Double coup de tonnerre dès le premier tour de la primaire de la droite: François Fillon est arrivé largement en tête, loin devant Alain Juppé, son adversaire au second tour dimanche prochain. Nicolas Sarkozy, sèchement éliminé, s’est retiré de la vie politique.
L’ex-Premier ministre arrive en tête du premier tour avec près de 16 points d’avance (44,2% des voix) sur Alain Juppé (28,3%) et Nicolas Sarkozy (20,8%), selon les chiffres fournis à 23 heures par l’entité organisatrice du scrutin, portant sur 3,66 millions de votants et 9.036 bureaux de vote.
Loin derrière suivent Nathalie Kosciusko-Morizet (2,5%), Bruno Le Maire (2,4%) Jean-Frédéric Poisson (1,4%) et Jean-François Copé (0,3%).
François Fillon réalise donc la première sensation de cette primaire.
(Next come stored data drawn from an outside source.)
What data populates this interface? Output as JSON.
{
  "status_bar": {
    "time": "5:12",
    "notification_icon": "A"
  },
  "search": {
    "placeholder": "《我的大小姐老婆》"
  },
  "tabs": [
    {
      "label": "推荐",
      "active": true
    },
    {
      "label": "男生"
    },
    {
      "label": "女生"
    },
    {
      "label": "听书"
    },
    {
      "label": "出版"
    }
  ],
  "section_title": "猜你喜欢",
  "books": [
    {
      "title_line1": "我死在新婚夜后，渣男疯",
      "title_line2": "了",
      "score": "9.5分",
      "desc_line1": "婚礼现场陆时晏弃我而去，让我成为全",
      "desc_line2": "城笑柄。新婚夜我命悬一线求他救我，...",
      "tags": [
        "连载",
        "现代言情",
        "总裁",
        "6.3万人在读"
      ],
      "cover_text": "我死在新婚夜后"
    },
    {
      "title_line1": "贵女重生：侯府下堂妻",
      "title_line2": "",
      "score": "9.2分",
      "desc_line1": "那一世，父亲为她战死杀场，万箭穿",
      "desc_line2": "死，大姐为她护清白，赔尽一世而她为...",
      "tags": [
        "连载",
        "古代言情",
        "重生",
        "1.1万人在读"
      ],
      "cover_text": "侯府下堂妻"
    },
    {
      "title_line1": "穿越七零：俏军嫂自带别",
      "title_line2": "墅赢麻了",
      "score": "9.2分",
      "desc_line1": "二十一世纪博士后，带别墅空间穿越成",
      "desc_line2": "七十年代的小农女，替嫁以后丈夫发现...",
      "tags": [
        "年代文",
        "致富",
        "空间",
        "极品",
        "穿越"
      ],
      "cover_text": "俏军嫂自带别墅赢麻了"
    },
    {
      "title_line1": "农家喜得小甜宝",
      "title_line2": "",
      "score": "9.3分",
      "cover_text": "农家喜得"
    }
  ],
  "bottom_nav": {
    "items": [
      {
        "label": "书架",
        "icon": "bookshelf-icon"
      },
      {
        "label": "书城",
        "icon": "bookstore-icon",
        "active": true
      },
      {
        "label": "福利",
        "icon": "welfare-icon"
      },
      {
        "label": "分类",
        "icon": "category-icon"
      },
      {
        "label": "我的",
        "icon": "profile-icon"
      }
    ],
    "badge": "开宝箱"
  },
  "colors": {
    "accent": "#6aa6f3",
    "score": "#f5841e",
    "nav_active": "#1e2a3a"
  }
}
L’ancien Premier ministre, longtemps placé en quatrième position dans la plupart des enquêtes d’opinion, prend une éclatante revanche sur Nicolas Sarkozy qui l’avait ravalé au rang de « collaborateur » après l’avoir nommé à Matignon en 2007.
« Une vague », « une dynamique puissante est enclenchée ». « Ma campagne va encore s’accélérer, s’amplifier », a déclaré M. Fillon depuis son QG de campagne, avec « une pensée particulière » pour Nicolas Sarkozy qui lui a immédiatement apporté son soutien.
L’ancien président, battu d’une courte tête par François Hollande en 2012, sorti de sa retraite en 2014, subit l’une des plus retentissantes défaites de sa carrière: celui qui avait prédit un « blast » après son entrée en campagne est éliminé dès le premier tour d’un scrutin organisé par son propre parti, dont il avait reconquis la présidence en 2014.
« J’ai beaucoup d’estime pour Alain Juppé, mais les choix politiques de François Fillon sont plus proches (…). Je voterai François Fillon », a annoncé M. Sarkozy dans une déclaration teintée d’émotion depuis son QG.
L’ancien président a également demandé à ses électeurs de « ne jamais emprunter la voie des extrêmes » pour la présidentielle 2017, ciblant le Front national, et a annoncé à mots couverts son retrait de la vie politique: « il est temps pour moi maintenant d’aborder une vie avec moins de passions publiques et plus de passions privées ».
Alain Juppé, longtemps donné largement en tête par tous les instituts, se qualifie finalement en distançant Nicolas Sarkozy d’environ 250.000 voix, selon les chiffres provisoires.
Malgré un retard très conséquent, « j’ai décidé de continuer le combat », un « combat projet contre projet » contre M. Fillon, a déclaré le maire de Bordeaux qui a enregistré le ralliement de Nathalie Kosciusko-Morizet.
Très largement distancé, cinquième derrière NKM, Bruno Le Maire a quant à lui annoncé son soutien à François Fillon.
« Thatchérisation de la droite »
Un sondage Opinionway diffusé mardi donnait M. Fillon vainqueur à 54% face à M. Juppé (46%) en cas de duel au second tour. Un autre, réalisé par Ifop Fiducial et diffusé jeudi, donnait les deux concurrents à égalité (50-50).
En attendant, la première primaire ouverte de l’histoire de la droite française est déjà un succès de participation. De 3,9 à 4,3 millions de personnes auraient pris part à la consultation, selon une projection Elabe à la fermeture des bureaux de vote à 19H00, réalisée à partir des données fournies par la Haute autorité. A 17H00, plus de 2,5 millions de votants s’étaient rendus dans 70% des 10.000 bureaux de vote. En 2011, le premier tour de la primaire socialiste avait réuni, 2,66 millions de participants.
Selon le même institut, 63% des votants sont des sympathisants de la droite et du centre, contre 15% de sympathisants de gauche, 14% affirmant n’avoir aucune sympathie particulière et 8% de sympathisants du Front national.
Les sondeurs ont donné longtemps et régulièrement Alain Juppé favori, devant Nicolas Sarkozy. Mais le duel est devenu un match à trois avec la spectaculaire remontée dans les sondages ces derniers jours de François Fillon, crédité de très bonnes prestations télévisés, notamment lors des trois débats organisés entre les sept candidats.
À gauche, où l’on brocardait le « programme commun » de la droite, la riposte se prépare. Le secrétaire d’Etat Jean-Marie Le Guen a évoqué une « thatchérisation de la droite française » incarnée selon lui par François Fillon et ses mesures « qui ne pourront jamais avoir l’assentiment des électeurs de gauche » en cas de duel de second tour face à Marine Le Pen. Laquelle perd son « meilleur adversaire » en la personne de Nicolas Sarkozy.